ACAS advises that, once it has been established that an investigation is necessary, the terms of reference should be established, what needs to be investigated, and what rules will be followed. An investigating officer should be appointed.

2. The investigating officer should not be connected to the circumstances giving rise to the disciplinary investigation. Nor should they, as far as possible, be involved in any subsequent hearing. This is not always easy in small organisations; there is a cost implication of hiring someone independent to carry out the investigation and small employers may not be able to afford it. If in any doubt at all, take advice from an HR Consultant or Employment Lawyer.

3. Ensure that the investigation is carried as soon as possible after the relevant event(s). An investigation will be required in most cases, even if it seems clear cut. The investigation officer should plan what questions need to be asked in advance of the interview.

4. Consider whether the employee should be suspended whilst the investigation is carried out. The fact that they will still be on full pay during throughout should not affect your decision. If the allegation is serious enough, you should suspend regardless. “Serious enough” depends on what your policy says, but it will usually include things like theft, assault, threatening behaviour, etc.
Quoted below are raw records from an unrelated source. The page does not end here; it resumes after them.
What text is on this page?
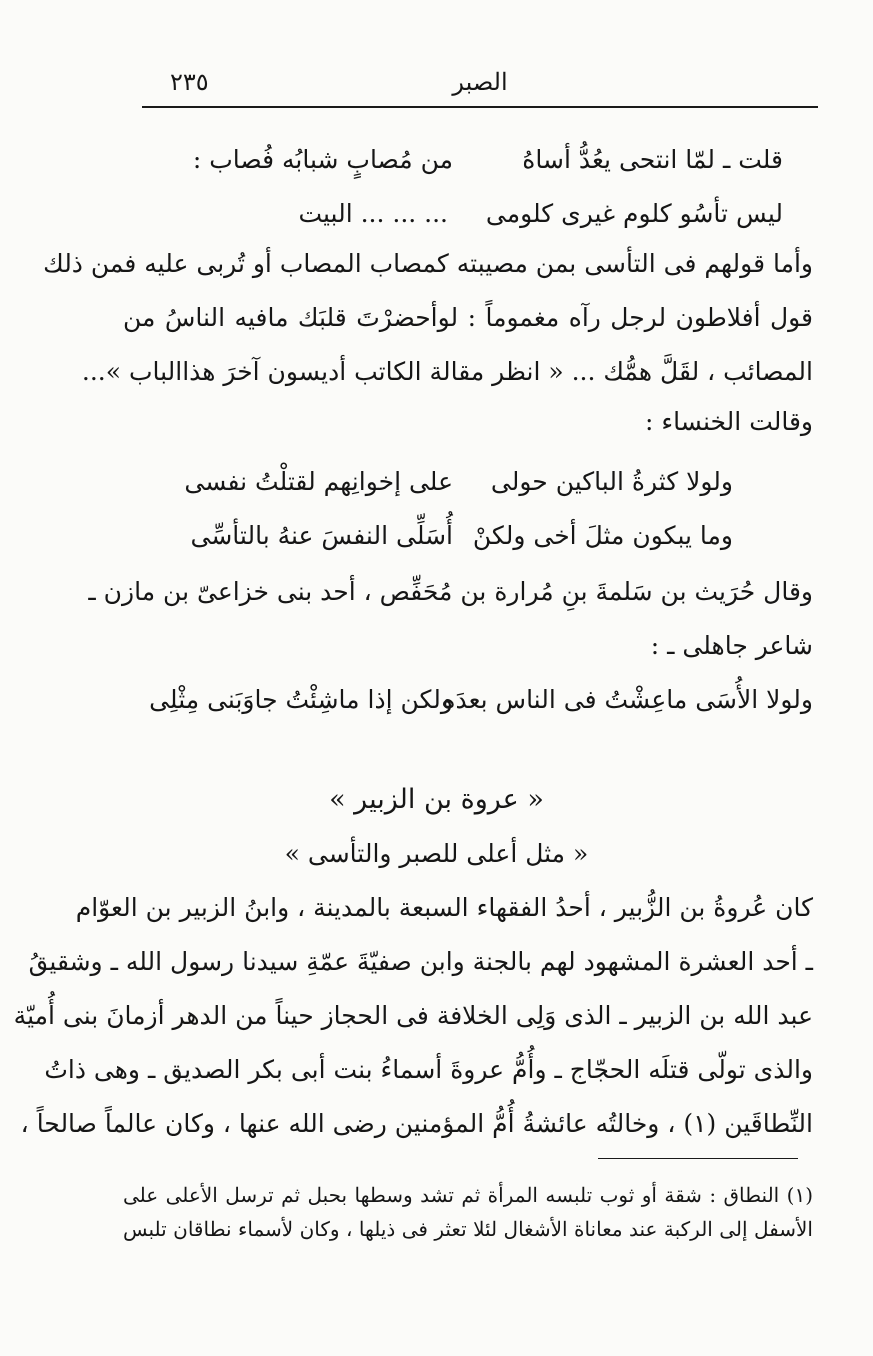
٢٣٥	الصبر
قلت ـ لمّا انتحى يعُدُّ أساهُ
من مُصابٍ شبابُه فُصاب :
ليس تأسُو كلوم غيرى كلومى
... ... ... البيت
وأما قولهم فى التأسى بمن مصيبته كمصاب المصاب أو تُربى عليه فمن ذلك
قول أفلاطون لرجل رآه مغموماً : لوأحضرْتَ قلبَك مافيه الناسُ من
المصائب ، لقَلَّ همُّك ... « انظر مقالة الكاتب أديسون آخرَ هذاالباب »...
وقالت الخنساء :
ولولا كثرةُ الباكين حولى
على إخوانِهم لقتلْتُ نفسى
وما يبكون مثلَ أخى ولكنْ
أُسَلِّى النفسَ عنهُ بالتأسِّى
وقال حُرَيث بن سَلمةَ بنِ مُرارة بن مُحَفِّص ، أحد بنى خزاعىّ بن مازن ـ
شاعر جاهلى ـ :
ولولا الأُسَى ماعِشْتُ فى الناس بعدَه
ولكن إذا ماشِئْتُ جاوَبَنى مِثْلِى
« عروة بن الزبير »
« مثل أعلى للصبر والتأسى »
كان عُروةُ بن الزُّبير ، أحدُ الفقهاء السبعة بالمدينة ، وابنُ الزبير بن العوّام
ـ أحد العشرة المشهود لهم بالجنة وابن صفيّةَ عمّةِ سيدنا رسول الله ـ وشقيقُ
عبد الله بن الزبير ـ الذى وَلِى الخلافة فى الحجاز حيناً من الدهر أزمانَ بنى أُميّة
والذى تولّى قتلَه الحجّاج ـ وأُمُّ عروةَ أسماءُ بنت أبى بكر الصديق ـ وهى ذاتُ
النِّطاقَين (١) ، وخالتُه عائشةُ أُمُّ المؤمنين رضى الله عنها ، وكان عالماً صالحاً ،
(١) النطاق : شقة أو ثوب تلبسه المرأة ثم تشد وسطها بحبل ثم ترسل الأعلى على
الأسفل إلى الركبة عند معاناة الأشغال لئلا تعثر فى ذيلها ، وكان لأسماء نطاقان تلبس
If you do suspend an employee, you should ensure that they know that they may not enter your organisation’s premises without permission during the terms of their suspension. Check your policy to see what other restrictions may apply.

5. Arrange interviews with any witnesses to obtain their accounts and to take their statements.

6. It won’t always be necessary or relevant, but collect any documentation. For example, if the case relates to an employee’s performance, s/he may have letters of appreciation issued during the relevant period that might refute the claims made against them.

7. Prepare all the statements and relevant documents to go the decision maker who will decide whether a disciplinary hearing should go ahead. Copies of these will also need to go to the relevant employee if the case goes to discipline.

8. Check organisational policy to see whether the employee has the right to be accompanied at the hearing. Personal view: it should be in the policy, even there it is not a statutory requirement. Whatever the circumstances, discipline enquiries are daunting, and we are trying to be fair to people.

9. Remember, if your employee should decide to take you to an employment tribunal, all your paperwork, including the emails that you write to whoever is advising you, is disclosable. Do not write derogatory comments or anything that cannot be backed up by fact.